Both Lamont and Geballe said subordinates at both agencies have helped Gifford manage the dual assignment.
“Right now we have an extraordinary acting commissioner of public health, who has very strong deputies both at DSS and DPH,” Lamont said.
Lamont did not offer up any information about whether he planned to reorganize the agencies as part of his budget proposal.
However, in a Thursday press release House Minority Leader Rep. Vincent Candelora, R-North Branford, questioned the wisdom of keeping Gifford in both roles.
“While I appreciate Commissioner Gifford’s background in public health and the effort she’s put forth so far, the fact of the matter is that she’s leading two massive state agencies at the same time,” he said.
Candelora pointed to “turmoil” at the Public Health Department. Last week, the Hartford Courant reported allegations by a lawyer representing Av Harris, the agency’s recently-fired spokesman. The attorney told the Courant that Gifford terminated Harris after he questioned the legality imposing a fine on a Bridgeport night club where a homicide also had taken place.
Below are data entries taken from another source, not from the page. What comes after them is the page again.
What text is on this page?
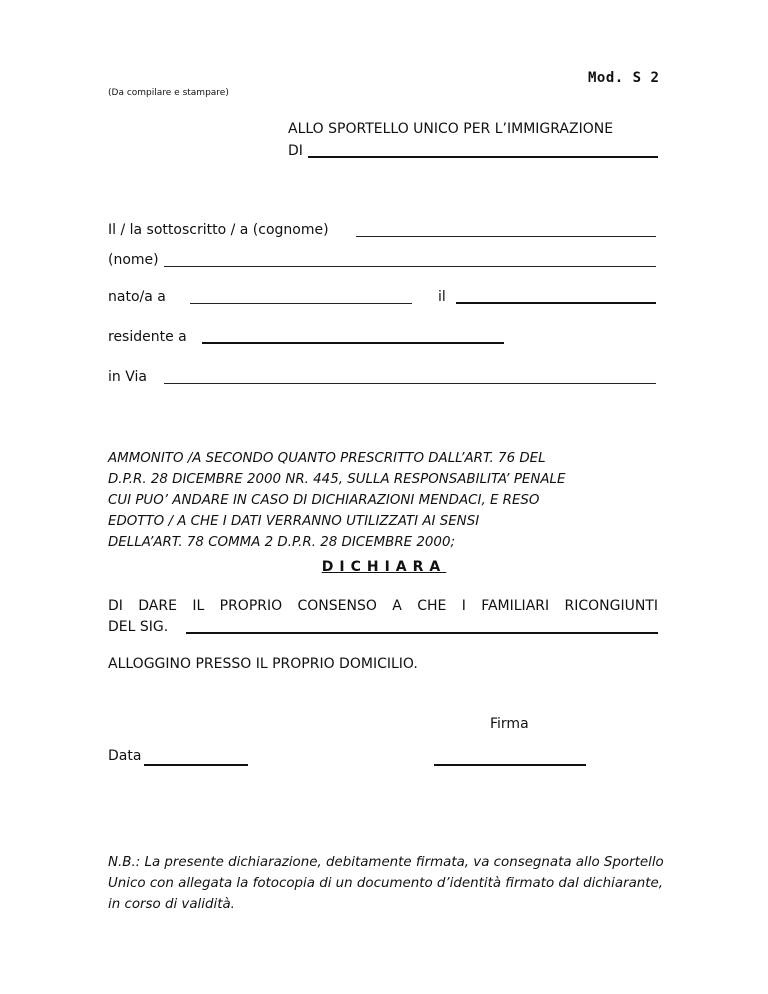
Mod. S 2
(Da compilare e stampare)
ALLO SPORTELLO UNICO PER L’IMMIGRAZIONE
DI
Il / la sottoscritto / a (cognome)
(nome)
nato/a a	il
residente a
in Via
AMMONITO /A SECONDO QUANTO PRESCRITTO DALL’ART. 76 DEL
D.P.R. 28 DICEMBRE 2000 NR. 445, SULLA RESPONSABILITA’ PENALE
CUI PUO’ ANDARE IN CASO DI DICHIARAZIONI MENDACI, E RESO
EDOTTO / A CHE I DATI VERRANNO UTILIZZATI AI SENSI
DELLA’ART. 78 COMMA 2 D.P.R. 28 DICEMBRE 2000;
DICHIARA
DI DARE IL PROPRIO CONSENSO A CHE I FAMILIARI RICONGIUNTI
DEL SIG.
ALLOGGINO PRESSO IL PROPRIO DOMICILIO.
Firma
Data
N.B.: La presente dichiarazione, debitamente firmata, va consegnata allo Sportello Unico con allegata la fotocopia di un documento d’identità firmato dal dichiarante, in corso di validità.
The Republican leader claimed lawmakers are inundated with questions from constituents on the state’s ongoing vaccine rollout.
“Now would be an appropriate time for the governor to look into the camera and articulate how decisions are being made inside the Department of Public Health, and whether he anticipates making structural changes during what’s shaping up to be a months-long vaccination effort. The agency charged with leading our response to COVID requires a leader solely focused on that mission,” Candelora said.
The House confirmed Gifford’s nomination to Department of Social Services Commissioner on Feb. 26, 2020 before the building and the legislative session was shut down due to COVID-19.